Life, Loss, & Rebirth
My belief continues that the tradition of birthdays should be to celebrate those who birthed us and those who gave us life. My biological mother passed away when she was 38 years old. This year will begin a new journey for me to see past the horizon that I am not my mother’s cancer but that her spirit lives on with me. My stepmom came into my life when I was 15. She brought a lot of awareness in my life. Her family showed me what unconditional love looks like and for those that have experienced it know that life in the greatest sense is unconditional love. Inconceivably, I’ve known her now longer than I knew my mother. Benumbingly, I don’t even remember my mother’s voice. Through the voice of a mother that nurtures us to the yelling that tortures us, we stay connected through the umbilical cord of attachment. 10 years ago I found a new mother, she didn’t give birth to me but she gave me life. She diagnosed me with breast cancer, the same my mother had, the same my stepmom had, the same that her mother died of, and the same that eventually took her from all her 6 children including myself; a loaner. She inspired me to write my first book This Was No Coincidence and through the auspicious forces of the title, it was no coincidence that she passed away this year a few days after Mother’s day. It was like everyone she touched, lost a mother.
photo credit Rae Miller
Virginia Woolf, a 20th-century English writer, lost her mom when she was 13 years old then lost her surrogate mom a few years later.
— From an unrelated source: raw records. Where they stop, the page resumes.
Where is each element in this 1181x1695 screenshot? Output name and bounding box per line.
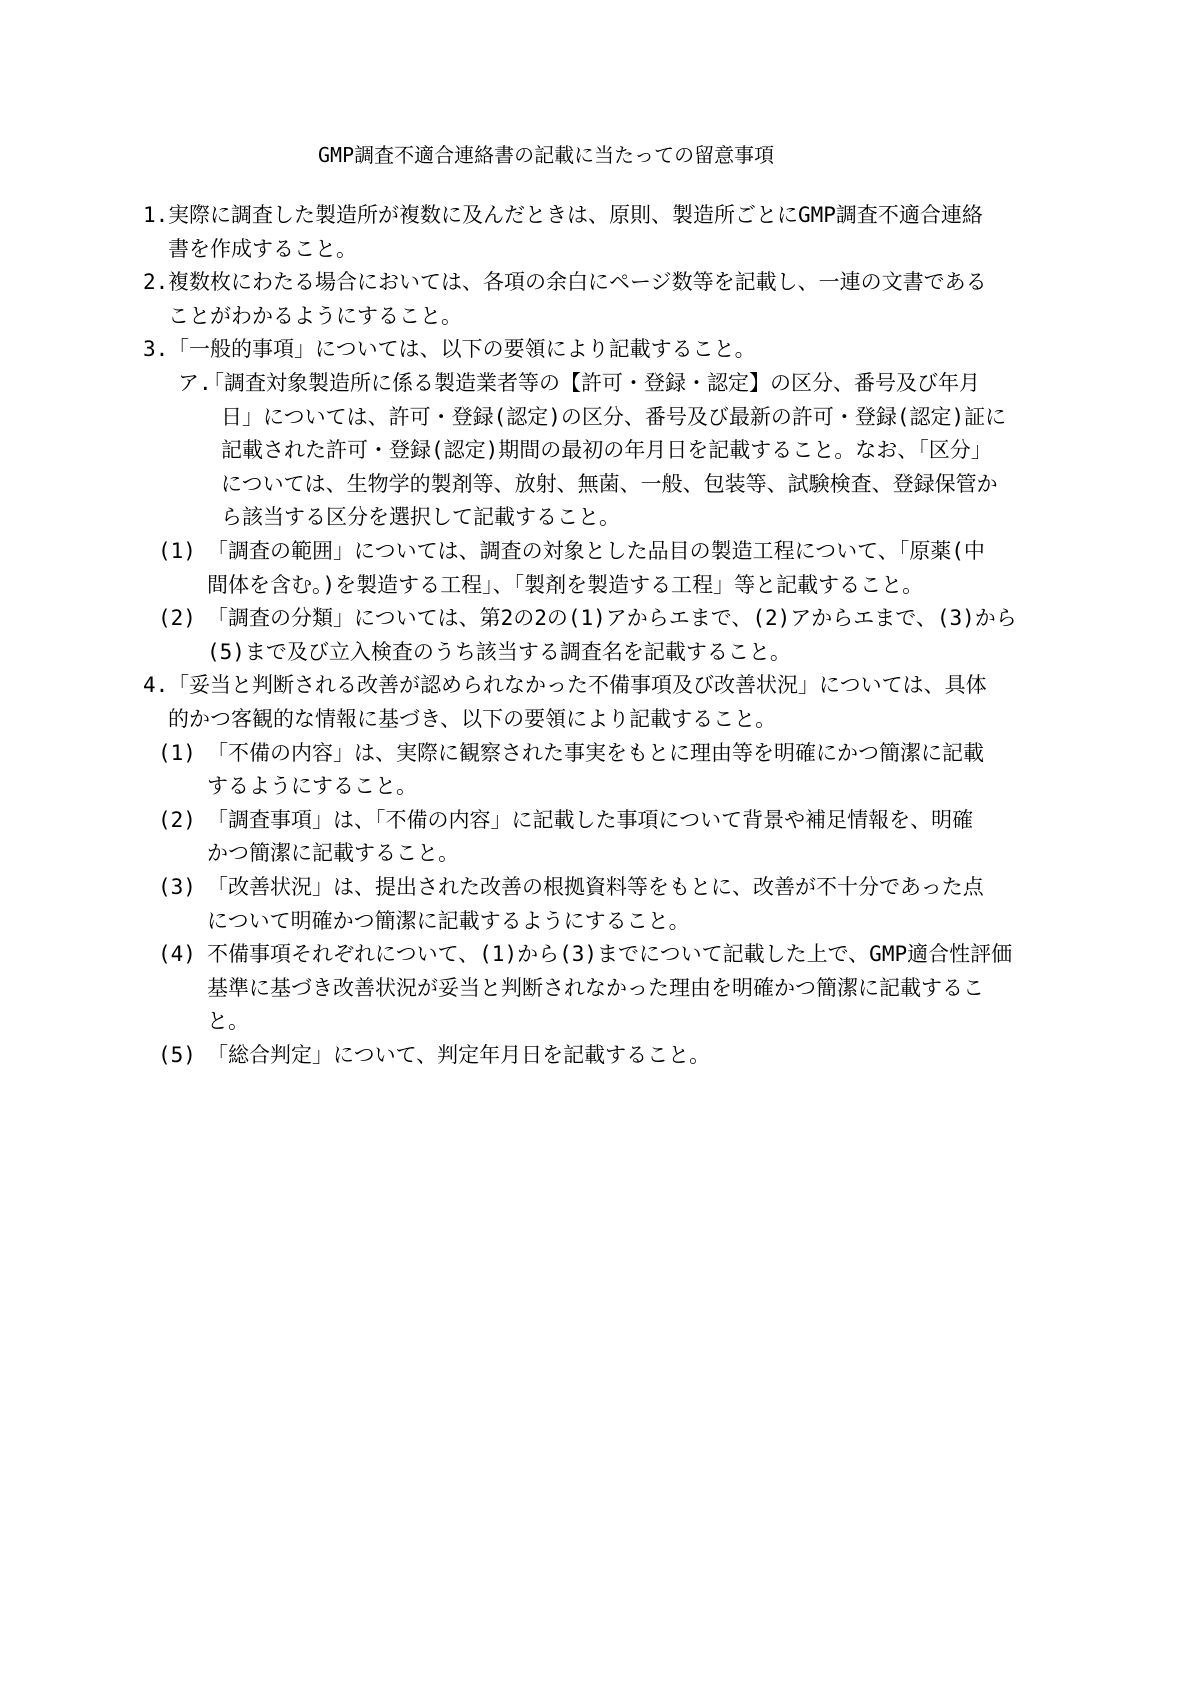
item-text-line: 「一般的事項」については、以下の要領により記載すること。 — [168, 337, 756, 362]
sub-list-item — [0, 400, 1007, 434]
sub-list-item — [0, 769, 958, 803]
item-marker: (5) — [158, 1043, 196, 1067]
item-text-line: するようにすること。 — [207, 774, 417, 799]
item-marker: (2) — [158, 807, 196, 832]
list-item — [0, 299, 958, 333]
item-marker: (2) — [158, 606, 196, 631]
item-text-line: 不備事項それぞれについて、(1)から(3)までについて記載した上で、GMP適合性評価 — [207, 942, 1013, 967]
list-item — [0, 265, 987, 299]
item-text-line: 基準に基づき改善状況が妥当と判断されなかった理由を明確かつ簡潔に記載するこ — [207, 975, 984, 1000]
item-text-line: ら該当する区分を選択して記載すること。 — [221, 505, 620, 530]
item-marker: 4. — [143, 673, 169, 698]
sub-list-item — [0, 568, 958, 602]
item-text-line: について明確かつ簡潔に記載するようにすること。 — [207, 908, 690, 933]
item-text-line: については、生物学的製剤等、放射、無菌、一般、包装等、試験検査、登録保管か — [221, 471, 998, 496]
item-text-line: 「調査の範囲」については、調査の対象とした品目の製造工程について、「原薬(中 — [207, 539, 985, 563]
item-text-line: かつ簡潔に記載すること。 — [207, 841, 459, 866]
sub-list-item — [0, 500, 958, 534]
list-item — [0, 232, 958, 266]
list-item — [0, 668, 987, 702]
sub-list-item — [0, 736, 984, 770]
sub-list-item — [0, 534, 985, 568]
item-text-line: 「調査対象製造所に係る製造業者等の【許可・登録・認定】の区分、番号及び年月 — [203, 371, 980, 395]
item-text-line: 「不備の内容」は、実際に観察された事実をもとに理由等を明確にかつ簡潔に記載 — [207, 740, 984, 765]
item-text-line: ことがわかるようにすること。 — [168, 303, 462, 328]
item-marker: (1) — [158, 740, 196, 765]
item-text-line: 記載された許可・登録(認定)期間の最初の年月日を記載すること。なお、「区分」 — [221, 438, 992, 463]
item-text-line: 「改善状況」は、提出された改善の根拠資料等をもとに、改善が不十分であった点 — [207, 875, 984, 899]
item-text-line: 「調査の分類」については、第2の2の(1)アからエまで、(2)アからエまで、(3)から — [207, 606, 1017, 631]
sub-list-item — [0, 601, 1017, 635]
document-title: GMP調査不適合連絡書の記載に当たっての留意事項 — [318, 143, 775, 167]
item-text-line: 「調査事項」は、「不備の内容」に記載した事項について背景や補足情報を、明確 — [207, 807, 974, 832]
sub-list-item — [0, 904, 958, 938]
list-item — [0, 198, 983, 232]
item-marker: 3. — [143, 337, 169, 362]
sub-list-item — [0, 1004, 958, 1038]
item-marker: (3) — [158, 875, 196, 899]
sub-list-item — [0, 433, 992, 467]
item-text-line: 日」については、許可・登録(認定)の区分、番号及び最新の許可・登録(認定)証に — [221, 404, 1007, 429]
item-marker: (4) — [158, 942, 196, 967]
sub-list-item — [0, 635, 958, 669]
item-text-line: 複数枚にわたる場合においては、各項の余白にページ数等を記載し、一連の文書である — [168, 270, 987, 295]
sub-list-item — [0, 467, 998, 501]
item-marker: 2. — [143, 270, 169, 295]
sub-list-item — [0, 1038, 958, 1072]
sub-list-item — [0, 836, 958, 870]
sub-list-item — [0, 803, 974, 837]
sub-list-item — [0, 366, 980, 400]
item-text-line: 実際に調査した製造所が複数に及んだときは、原則、製造所ごとにGMP調査不適合連絡 — [168, 203, 983, 227]
list-item — [0, 702, 958, 736]
sub-list-item — [0, 971, 984, 1005]
item-marker: 1. — [143, 203, 169, 227]
list-item — [0, 332, 958, 366]
sub-list-item — [0, 937, 1013, 971]
item-marker: (1) — [158, 539, 196, 563]
item-text-line: 「総合判定」について、判定年月日を記載すること。 — [207, 1043, 711, 1067]
item-marker: ア. — [178, 371, 212, 395]
item-text-line: 「妥当と判断される改善が認められなかった不備事項及び改善状況」については、具体 — [168, 673, 987, 698]
item-text-line: と。 — [207, 1009, 249, 1034]
item-text-line: 間体を含む。)を製造する工程」、「製剤を製造する工程」等と記載すること。 — [207, 572, 924, 597]
item-text-line: 書を作成すること。 — [168, 236, 357, 261]
item-text-line: 的かつ客観的な情報に基づき、以下の要領により記載すること。 — [168, 707, 777, 731]
item-text-line: (5)まで及び立入検査のうち該当する調査名を記載すること。 — [207, 639, 791, 664]
sub-list-item — [0, 870, 984, 904]
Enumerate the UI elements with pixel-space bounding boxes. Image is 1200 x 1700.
She spent unwavering contemplation trying to bring her mom back to life.
“for we think back through our mothers if we are women” ~ Virginia Woolf
“I’ve often quoted the enigmatic writer Virginia Woolf whenever any of my eight children appear to be questioning what direction to take in their lives: ‘Arrange whatever pieces come your way.’ Such great advice. Take the pieces that show up for you, and arrange them in such a way so that you live fearlessly, and the one universal Divine mind will handle all of the details for you.”